You (snarling): “I ain’t your grandpa, and I’m feelin’ like hell. Blood pressure is up, cholesterol is up, and I can’t find my colostomy bag. Got a heart murmur that won’t quit, got asthma and diabetes, gout, spondylosis, warts, aches and pains all over, I need a knee replacement, I can feel Alzheimer’s comin’ on, and I’m about to have an attack of diarrhea. Any other questions?”
Passing acquaintance: “No, sir. You have a nice day now.”
You (thumping your cane on the ground for emphasis): “Bah! Humbug!”
You see? Such frankness will endear you to nobody, especially if you have that attack of diarrhea on the spot!

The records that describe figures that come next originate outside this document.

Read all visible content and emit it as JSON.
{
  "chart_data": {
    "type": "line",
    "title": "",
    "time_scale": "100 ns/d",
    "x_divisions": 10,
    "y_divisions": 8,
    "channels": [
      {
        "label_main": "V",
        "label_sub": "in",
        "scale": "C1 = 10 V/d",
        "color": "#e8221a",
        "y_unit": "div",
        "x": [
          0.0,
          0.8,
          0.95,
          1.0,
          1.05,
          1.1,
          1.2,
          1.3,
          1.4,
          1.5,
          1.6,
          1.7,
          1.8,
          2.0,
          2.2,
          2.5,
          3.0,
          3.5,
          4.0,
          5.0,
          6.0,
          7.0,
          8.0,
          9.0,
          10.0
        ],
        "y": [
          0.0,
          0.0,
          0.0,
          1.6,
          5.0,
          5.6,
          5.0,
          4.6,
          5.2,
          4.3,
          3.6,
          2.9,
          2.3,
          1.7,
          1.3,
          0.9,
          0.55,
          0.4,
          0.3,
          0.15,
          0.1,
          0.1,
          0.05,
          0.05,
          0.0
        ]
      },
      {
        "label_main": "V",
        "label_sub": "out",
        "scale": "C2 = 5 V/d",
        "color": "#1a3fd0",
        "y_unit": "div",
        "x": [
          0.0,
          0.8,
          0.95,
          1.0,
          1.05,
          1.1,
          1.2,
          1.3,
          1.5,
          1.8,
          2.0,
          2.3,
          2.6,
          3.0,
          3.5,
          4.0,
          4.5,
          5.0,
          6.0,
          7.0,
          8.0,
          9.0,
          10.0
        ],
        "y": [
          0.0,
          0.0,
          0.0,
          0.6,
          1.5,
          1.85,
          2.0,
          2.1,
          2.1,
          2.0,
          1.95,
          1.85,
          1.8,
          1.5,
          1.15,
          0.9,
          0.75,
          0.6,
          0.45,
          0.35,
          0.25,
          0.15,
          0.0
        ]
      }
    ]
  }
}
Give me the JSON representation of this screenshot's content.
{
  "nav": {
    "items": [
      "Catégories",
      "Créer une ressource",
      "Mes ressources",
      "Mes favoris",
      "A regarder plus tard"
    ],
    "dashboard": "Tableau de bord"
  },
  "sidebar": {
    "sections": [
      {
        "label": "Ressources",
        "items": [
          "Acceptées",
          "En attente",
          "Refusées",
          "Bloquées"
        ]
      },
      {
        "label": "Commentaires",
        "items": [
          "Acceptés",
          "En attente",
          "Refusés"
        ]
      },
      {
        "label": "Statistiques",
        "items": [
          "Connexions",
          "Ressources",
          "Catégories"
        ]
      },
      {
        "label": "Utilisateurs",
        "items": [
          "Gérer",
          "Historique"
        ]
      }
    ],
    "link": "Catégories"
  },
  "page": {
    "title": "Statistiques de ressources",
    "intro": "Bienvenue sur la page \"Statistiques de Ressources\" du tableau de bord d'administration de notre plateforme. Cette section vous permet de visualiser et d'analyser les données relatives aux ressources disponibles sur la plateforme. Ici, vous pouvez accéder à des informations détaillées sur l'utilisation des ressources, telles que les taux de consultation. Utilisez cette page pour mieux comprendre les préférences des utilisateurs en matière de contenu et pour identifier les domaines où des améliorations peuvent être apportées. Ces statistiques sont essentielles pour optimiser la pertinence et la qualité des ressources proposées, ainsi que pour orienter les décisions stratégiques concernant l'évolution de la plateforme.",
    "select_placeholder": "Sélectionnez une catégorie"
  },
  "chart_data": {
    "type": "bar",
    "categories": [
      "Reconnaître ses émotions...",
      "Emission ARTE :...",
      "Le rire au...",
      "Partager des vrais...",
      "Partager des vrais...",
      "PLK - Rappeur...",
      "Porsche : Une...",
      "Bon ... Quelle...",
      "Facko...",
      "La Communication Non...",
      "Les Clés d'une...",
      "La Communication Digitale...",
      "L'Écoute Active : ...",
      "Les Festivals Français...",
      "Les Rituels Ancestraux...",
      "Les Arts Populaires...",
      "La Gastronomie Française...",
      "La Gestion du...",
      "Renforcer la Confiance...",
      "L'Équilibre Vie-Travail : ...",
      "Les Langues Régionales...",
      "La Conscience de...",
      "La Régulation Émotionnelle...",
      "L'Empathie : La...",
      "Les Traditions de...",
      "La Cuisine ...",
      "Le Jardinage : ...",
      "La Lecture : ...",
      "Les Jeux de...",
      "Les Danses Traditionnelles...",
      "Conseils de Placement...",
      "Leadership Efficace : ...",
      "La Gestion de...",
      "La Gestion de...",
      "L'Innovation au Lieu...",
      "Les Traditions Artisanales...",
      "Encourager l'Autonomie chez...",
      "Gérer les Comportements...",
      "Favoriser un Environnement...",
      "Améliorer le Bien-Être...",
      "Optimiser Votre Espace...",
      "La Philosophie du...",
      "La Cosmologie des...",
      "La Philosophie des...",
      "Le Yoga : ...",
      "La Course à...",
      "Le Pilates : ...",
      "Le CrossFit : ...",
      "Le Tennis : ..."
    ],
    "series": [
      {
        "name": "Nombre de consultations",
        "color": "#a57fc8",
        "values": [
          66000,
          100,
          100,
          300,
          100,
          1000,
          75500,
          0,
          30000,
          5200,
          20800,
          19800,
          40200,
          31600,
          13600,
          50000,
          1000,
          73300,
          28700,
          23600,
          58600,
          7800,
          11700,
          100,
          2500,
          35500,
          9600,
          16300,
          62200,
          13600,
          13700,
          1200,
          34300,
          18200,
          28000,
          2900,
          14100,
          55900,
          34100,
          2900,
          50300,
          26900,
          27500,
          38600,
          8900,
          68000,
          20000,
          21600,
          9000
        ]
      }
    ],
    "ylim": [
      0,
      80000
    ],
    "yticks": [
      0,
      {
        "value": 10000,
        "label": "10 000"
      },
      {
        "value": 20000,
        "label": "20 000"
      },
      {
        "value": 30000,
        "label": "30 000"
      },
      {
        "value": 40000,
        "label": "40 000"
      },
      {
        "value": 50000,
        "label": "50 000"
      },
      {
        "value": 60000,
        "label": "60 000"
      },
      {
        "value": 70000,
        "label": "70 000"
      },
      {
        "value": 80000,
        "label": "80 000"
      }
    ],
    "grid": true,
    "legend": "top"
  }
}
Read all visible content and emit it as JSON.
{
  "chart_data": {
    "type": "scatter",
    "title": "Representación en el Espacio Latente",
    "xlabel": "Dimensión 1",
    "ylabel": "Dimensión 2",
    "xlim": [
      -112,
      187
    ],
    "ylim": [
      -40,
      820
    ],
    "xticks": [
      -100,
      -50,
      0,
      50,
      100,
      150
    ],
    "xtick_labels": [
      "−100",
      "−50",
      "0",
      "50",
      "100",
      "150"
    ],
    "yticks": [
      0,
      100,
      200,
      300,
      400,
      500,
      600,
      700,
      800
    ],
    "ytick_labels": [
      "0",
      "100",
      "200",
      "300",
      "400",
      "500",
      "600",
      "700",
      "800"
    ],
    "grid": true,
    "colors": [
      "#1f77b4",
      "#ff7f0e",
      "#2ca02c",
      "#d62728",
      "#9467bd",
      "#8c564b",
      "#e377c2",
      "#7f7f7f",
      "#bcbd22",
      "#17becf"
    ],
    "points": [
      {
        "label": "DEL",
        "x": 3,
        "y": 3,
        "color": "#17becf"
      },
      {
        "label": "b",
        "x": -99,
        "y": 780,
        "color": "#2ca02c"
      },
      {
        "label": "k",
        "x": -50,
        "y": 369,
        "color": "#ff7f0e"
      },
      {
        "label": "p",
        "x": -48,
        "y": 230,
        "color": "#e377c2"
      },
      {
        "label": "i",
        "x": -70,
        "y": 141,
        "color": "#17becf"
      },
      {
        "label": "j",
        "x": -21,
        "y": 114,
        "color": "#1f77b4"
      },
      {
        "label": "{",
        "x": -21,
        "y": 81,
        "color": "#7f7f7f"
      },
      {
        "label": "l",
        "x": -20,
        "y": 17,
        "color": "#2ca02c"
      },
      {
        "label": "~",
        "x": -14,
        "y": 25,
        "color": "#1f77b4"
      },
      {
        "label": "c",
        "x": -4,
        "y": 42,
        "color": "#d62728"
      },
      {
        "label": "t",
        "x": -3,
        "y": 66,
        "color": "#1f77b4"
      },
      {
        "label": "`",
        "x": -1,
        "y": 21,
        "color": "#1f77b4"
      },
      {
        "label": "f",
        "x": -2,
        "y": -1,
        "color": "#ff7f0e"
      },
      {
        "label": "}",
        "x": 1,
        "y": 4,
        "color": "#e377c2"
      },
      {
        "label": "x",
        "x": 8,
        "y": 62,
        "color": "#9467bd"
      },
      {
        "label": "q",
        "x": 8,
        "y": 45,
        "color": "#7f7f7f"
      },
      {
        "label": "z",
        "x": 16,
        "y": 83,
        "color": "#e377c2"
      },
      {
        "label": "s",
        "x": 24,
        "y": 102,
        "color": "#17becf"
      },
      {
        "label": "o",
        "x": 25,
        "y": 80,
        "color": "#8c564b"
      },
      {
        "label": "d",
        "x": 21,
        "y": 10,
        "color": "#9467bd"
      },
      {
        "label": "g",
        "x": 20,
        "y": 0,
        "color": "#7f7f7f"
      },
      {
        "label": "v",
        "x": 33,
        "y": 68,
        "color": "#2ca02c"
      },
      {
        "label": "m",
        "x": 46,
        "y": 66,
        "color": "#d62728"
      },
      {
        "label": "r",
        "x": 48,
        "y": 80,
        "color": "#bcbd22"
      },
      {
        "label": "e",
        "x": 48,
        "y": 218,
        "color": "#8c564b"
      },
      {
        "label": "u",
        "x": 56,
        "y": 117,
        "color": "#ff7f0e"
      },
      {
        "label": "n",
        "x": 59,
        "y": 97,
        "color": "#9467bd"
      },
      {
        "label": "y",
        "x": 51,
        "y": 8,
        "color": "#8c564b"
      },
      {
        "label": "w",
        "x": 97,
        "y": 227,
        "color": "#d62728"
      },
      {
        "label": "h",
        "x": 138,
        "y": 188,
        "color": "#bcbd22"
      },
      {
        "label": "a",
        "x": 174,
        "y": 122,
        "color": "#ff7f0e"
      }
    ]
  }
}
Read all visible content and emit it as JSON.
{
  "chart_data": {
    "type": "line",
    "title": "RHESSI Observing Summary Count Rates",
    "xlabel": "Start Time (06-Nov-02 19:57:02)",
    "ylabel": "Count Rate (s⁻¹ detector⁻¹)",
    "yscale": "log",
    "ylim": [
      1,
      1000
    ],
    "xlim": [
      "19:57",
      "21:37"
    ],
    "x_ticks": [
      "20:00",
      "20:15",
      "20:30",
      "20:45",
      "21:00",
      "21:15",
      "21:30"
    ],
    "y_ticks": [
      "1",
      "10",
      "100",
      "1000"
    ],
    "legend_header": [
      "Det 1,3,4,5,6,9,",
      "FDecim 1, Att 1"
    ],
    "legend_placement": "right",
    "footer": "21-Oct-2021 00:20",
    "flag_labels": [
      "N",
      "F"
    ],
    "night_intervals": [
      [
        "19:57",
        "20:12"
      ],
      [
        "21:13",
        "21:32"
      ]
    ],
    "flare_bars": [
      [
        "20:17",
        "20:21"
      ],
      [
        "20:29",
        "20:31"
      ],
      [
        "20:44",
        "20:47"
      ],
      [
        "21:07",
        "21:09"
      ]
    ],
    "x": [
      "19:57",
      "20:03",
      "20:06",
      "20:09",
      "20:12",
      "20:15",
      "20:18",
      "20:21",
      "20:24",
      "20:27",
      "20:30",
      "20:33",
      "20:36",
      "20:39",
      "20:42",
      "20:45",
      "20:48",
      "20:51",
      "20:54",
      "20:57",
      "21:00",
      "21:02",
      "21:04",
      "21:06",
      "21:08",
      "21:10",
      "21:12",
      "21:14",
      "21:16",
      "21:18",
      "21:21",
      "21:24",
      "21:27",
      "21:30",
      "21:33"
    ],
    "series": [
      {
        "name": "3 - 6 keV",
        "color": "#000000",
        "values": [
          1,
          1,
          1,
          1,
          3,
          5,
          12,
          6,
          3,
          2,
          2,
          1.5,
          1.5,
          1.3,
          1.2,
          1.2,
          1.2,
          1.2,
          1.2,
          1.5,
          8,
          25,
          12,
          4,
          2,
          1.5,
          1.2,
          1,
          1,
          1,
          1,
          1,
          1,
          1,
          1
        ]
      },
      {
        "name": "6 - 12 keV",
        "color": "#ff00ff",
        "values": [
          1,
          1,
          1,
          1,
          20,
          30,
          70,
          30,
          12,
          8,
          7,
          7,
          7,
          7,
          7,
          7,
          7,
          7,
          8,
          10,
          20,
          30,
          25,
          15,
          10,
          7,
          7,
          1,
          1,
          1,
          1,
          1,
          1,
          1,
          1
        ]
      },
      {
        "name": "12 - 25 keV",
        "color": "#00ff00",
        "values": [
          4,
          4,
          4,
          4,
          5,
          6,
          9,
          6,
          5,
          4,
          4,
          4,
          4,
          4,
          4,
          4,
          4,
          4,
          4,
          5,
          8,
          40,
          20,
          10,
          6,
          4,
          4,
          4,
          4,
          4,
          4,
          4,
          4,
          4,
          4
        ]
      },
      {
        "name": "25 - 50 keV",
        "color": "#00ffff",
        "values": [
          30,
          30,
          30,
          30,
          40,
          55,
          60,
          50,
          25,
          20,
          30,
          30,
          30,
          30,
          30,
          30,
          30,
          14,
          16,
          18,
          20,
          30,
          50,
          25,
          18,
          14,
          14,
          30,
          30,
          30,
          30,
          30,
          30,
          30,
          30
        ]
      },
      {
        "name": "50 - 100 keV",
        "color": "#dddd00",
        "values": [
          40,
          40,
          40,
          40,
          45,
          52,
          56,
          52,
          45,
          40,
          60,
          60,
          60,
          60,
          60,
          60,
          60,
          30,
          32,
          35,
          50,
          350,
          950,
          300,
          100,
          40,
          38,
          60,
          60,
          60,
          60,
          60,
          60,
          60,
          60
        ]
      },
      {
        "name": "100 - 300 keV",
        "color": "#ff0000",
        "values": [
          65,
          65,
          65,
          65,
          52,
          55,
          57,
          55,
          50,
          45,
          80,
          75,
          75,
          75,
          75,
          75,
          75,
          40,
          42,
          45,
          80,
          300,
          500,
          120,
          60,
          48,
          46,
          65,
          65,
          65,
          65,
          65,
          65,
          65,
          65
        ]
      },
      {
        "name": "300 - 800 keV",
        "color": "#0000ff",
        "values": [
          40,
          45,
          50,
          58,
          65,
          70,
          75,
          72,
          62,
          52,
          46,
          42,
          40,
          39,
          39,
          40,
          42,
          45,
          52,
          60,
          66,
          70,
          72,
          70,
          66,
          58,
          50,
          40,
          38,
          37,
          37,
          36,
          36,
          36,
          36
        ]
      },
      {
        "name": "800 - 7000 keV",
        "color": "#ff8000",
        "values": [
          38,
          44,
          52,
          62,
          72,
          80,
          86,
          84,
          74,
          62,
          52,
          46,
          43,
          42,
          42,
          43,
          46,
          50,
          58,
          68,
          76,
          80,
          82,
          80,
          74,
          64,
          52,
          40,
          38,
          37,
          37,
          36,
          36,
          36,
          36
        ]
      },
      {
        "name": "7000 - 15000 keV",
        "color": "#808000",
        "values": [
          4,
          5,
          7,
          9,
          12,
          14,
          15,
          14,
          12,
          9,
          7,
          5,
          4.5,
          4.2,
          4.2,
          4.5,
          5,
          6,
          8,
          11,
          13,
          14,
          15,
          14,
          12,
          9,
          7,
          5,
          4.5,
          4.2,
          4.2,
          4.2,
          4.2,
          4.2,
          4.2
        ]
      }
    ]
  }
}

William Page has been associated with the Ramakrishna Vedanta Society of Massachusetts since 1960 and is a member of the Ramakrishna Vedanta Association of Thailand. He is also a certified curmudgeon. He can be reached (if you dare) at email@example.com.
The likely reason you’re not sure if there are grumpy old women is because WE’RE INVISIBLE! Now that I’ve established my Grumpy Old Woman bona fides, on with the rant:
For the past year or so, the American public has been subjected to the mindless repetition of the unexamined mantra “Trump is 70. He can never change.” Don’t get me wrong, I think Trump is vile, (as well as evil, a veil, unfortunately live on TV, but not a Levi). Actually, I think he may be a demon, if there is such a thing. But this is about being psychologically and spiritually paralyzed at 70. As Bill eloquently lays out, facing old age and death demands extreme flexibility and dynamism, a dynamism that the young take for granted but somehow assume has been stripped from the old. Aging is an adjustment that shakes us to our literal foundation as our choices collapse with accelerating velocity; it requires renunciation (the fourth stage of life) and true heroism to succeed. We either deliberately, in full consciousness, make the change or rot in place. A perfect illustration of a symptom of that rot is Donald Trump’s hairdo.
My beloved Vedanta has addressed old age and self-renewal. There’s a paradigm-challenging image from Shakara’s Dakshina-murti-Stotram : “It is indeed a strange picture to behold; At the base of a Banyan Tree are seated old Disciples (i.e. aged Disciples) in front of a Young Guru.” The conventional image of the Guru-Disciple relationship is a wise old man surrounded by young students; but here Shankara creates an image of young guru with decrepit disciples. In digging into the significance of the image, many commentators have pointed out the interpretation that the disciple is aged because he/she carries the cumbersome conditioning past while the illumined guru is eternally young in spirit because he/she is free. As Swami Sarvadevananda expressed it: “Brahman is beyond all duality and time (age of a person) cannot reach there; therefore, ever youthful. He who carries this Brahman in his awareness is ever young.”